OVERVIEW

Chapter synopsis

  • Meniscal tears are common. Partial meniscectomy is indicated when patients have persistent mechanical symptoms. Proper use of arthroscopic tools and portals allows for a successful meniscectomy. Good to excellent results can be achieved in the appropriately indicated patient.

Important points

  • Repair the meniscus if possible

Indications

  • Symptomatic meniscal tears that have failed conservative measures

  • Locked knee with an irreparable meniscus tear

  • Acute tears causing mechanical block

Contraindications

  • Septic knee

  • Significant medical comorbidities

  • Significant osteoarthritis

Classification

  • Description of meniscus tear by tear location and tear pattern

Surgical technique

  • Proper arthroscopic setup

  • Be comfortable with a variety of portals or viewing angles

  • Have a complete set of meniscal biters

  • Variety of shavers

  • Utilization of percutaneous “mini” release/“pie-crusting” of the medial collateral ligament (MCL) if needed for exposure

Clinical and surgical pearls

Viewing of meniscus

  • May need to view from various portals or through the notch for complete resection

Use of instruments

  • Keep meniscal baskets in contact with meniscus at all times for consistent resection

  • Appropriate resection may require the use of other portals or 90-degree side-biters or back-biters

Resection of meniscus

  • Preserve the meniscocapsular junction

  • Smooth edges

  • Conservative resection

Clinical and surgical pitfalls

  • Iatrogenic cartilage injury

    • Make sure you have adequate visualization

    • Ensure controlled entry and removal of instruments

    • Percutaneous “mini” release/“pie-crusting” of the MCL for medial lesions if needed

Tears of the meniscus can cause pain and mechanical symptoms of the knee. Historically, open meniscectomy has been shown to lead to the development of progressive radiographic signs (Fairbank changes) of osteoarthritis in the meniscus-deficient compartment.
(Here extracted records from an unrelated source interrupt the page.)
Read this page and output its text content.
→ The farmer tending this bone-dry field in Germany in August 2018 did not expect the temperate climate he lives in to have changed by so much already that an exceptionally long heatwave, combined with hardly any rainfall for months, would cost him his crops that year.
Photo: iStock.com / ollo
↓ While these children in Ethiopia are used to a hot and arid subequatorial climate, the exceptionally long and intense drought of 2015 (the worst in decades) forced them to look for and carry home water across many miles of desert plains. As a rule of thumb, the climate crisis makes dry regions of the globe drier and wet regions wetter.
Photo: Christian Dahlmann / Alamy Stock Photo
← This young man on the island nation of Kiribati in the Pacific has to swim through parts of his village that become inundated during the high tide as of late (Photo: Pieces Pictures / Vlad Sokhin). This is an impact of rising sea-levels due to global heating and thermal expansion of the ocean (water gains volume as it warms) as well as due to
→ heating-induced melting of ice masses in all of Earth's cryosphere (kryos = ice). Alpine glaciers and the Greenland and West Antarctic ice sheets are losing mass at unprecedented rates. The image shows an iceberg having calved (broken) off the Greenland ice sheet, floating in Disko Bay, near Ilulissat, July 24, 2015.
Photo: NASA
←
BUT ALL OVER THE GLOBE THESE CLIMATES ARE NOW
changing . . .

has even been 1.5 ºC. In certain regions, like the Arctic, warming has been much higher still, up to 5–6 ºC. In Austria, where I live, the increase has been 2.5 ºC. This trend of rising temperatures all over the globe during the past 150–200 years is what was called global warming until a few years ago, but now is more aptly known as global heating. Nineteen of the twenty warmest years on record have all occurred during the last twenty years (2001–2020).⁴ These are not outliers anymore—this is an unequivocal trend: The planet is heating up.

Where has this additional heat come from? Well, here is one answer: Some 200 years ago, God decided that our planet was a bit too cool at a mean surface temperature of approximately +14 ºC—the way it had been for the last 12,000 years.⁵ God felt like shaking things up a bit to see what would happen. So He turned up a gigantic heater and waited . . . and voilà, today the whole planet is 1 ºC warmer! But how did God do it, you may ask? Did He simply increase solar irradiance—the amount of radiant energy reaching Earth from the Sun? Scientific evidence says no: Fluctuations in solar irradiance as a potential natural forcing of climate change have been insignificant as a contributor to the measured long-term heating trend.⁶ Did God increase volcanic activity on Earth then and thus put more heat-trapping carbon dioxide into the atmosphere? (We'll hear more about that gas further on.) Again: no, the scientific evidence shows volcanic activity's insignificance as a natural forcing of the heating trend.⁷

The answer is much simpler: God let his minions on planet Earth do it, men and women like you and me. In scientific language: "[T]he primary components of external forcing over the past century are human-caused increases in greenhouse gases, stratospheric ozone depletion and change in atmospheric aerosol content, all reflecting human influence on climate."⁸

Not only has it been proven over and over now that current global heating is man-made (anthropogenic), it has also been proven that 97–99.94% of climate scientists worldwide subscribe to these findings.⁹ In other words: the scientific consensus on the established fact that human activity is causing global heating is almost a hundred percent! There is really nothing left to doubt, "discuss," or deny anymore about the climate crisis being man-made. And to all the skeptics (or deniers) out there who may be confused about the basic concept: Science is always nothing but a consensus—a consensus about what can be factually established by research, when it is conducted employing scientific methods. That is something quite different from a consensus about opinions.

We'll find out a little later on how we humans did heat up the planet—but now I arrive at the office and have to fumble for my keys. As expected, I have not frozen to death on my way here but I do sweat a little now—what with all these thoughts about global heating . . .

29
With the advent of arthroscopy, partial, subtotal, or total meniscectomy can be performed with minimal incisions and on an outpatient basis. In fact, arthroscopic meniscectomy is the most commonly performed orthopedic procedure in the United States. Despite the minimally invasive nature of arthroscopy and the faster recovery afterward, radiographic changes can still be seen with partial meniscectomies because of the increased articular contact pressures. The goal of arthroscopic meniscectomy today is to remove as little meniscal tissue as possible to achieve a pain-free, stable meniscus.